Measurement issues. Despite what is widely assumed by economists and behaviorists, some things are more than the sum of their parts, and some things can’t be reduced to numbers. It’s an illusion to think we can specify and quantify all the components of good teaching and learning, much less establish criteria for receiving a bonus that will eliminate the perception of arbitrariness. No less an authority than the statistician-cum-quality-guru W. Edwards Deming reminded us that “the most important things we need to manage can’t be measured.”
It’s possible to evaluate the quality of teaching, but it’s not possible to reach consensus on a valid and reliable way to pin down the meaning of success, particularly when dollars hang in the balance. What’s more, evaluation may eclipse other goals. After merit-pay plans take effect, administrators often visit classrooms more to judge teachers than to offer them feedback for the purpose of improvement.
It's possible to evaluate the quality of teaching, but it's not possible to reach consensus on a valid and reliable way to pin down the meaning of success, particularly when dollars hang in the balance.
All these concerns apply even when technicians struggle to find good criteria for allocating merit pay. But the problems are multiplied when the criteria are dubious, such as raising student test scores. These tests, as I and others have argued elsewhere, tend to measure what matters least. They reflect children’s backgrounds more than the quality of a given teacher or school. Moreover, merit pay based on those scores is not only unfair but damaging, if it accelerates the exodus of teachers from troubled schools where they’re most needed.

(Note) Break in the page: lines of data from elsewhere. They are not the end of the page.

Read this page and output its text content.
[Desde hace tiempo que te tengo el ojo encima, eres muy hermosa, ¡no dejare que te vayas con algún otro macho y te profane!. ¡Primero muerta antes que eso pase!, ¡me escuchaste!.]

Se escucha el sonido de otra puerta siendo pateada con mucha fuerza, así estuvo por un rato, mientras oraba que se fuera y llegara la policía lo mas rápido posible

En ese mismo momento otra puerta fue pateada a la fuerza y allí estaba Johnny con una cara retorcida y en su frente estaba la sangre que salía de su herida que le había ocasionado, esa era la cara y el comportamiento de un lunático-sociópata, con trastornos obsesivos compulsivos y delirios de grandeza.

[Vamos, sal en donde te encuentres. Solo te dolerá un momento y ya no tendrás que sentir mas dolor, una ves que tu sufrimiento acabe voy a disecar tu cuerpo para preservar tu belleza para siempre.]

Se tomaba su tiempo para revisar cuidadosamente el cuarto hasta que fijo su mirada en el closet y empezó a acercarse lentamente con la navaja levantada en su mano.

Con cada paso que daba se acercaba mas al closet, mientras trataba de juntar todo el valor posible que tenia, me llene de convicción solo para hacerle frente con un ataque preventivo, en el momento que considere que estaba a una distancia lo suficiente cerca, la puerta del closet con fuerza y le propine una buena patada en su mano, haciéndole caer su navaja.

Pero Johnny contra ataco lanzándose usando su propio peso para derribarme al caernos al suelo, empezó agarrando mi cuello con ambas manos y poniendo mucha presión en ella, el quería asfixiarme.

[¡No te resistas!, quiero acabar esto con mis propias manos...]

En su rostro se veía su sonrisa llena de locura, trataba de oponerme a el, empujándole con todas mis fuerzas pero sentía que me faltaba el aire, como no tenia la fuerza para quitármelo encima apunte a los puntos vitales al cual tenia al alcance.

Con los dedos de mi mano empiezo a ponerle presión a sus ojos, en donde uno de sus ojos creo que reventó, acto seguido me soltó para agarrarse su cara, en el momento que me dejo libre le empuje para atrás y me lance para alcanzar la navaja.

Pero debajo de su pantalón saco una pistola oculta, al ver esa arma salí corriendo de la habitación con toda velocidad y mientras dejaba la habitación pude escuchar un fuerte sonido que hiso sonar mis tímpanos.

Schoolwide merit pay, again, is no less destructive than the individual version. High stakes induce cheating, gaming, teaching to the test, and other ways of snagging the bonus (or dodging the penalty) without actually improving student learning. In fact, some teachers who might resist these temptations, preferring to do what’s best for kids rather than for their own wallets, feel compelled to do more test prep when their colleagues’ paychecks are affected by the school’s overall scores.
It may be vanity or, again, myopia that persuades technicians, even after the umpteenth failure, that merit pay need only be returned to the shop for another tuneup. Perhaps some of the issues mentioned here can be addressed, but most are inherent in the very idea of paying educators on the basis of how close they’ve come to someone’s definition of successful performance. It’s time we acknowledged not only that such programs don’t work, but that they can’t work.
Furthermore, efforts to solve one problem often trigger new ones. Late-model merit-pay plans often include such lengthy lists of criteria and complex statistical controls that no one except their designers understand how the damn things work.
So how should we reward teachers? We shouldn’t. They’re not pets. Rather, teachers should be paid well, freed from misguided mandates, treated with respect, and provided with the support they need to help their students become increasingly proficient and enthusiastic learners.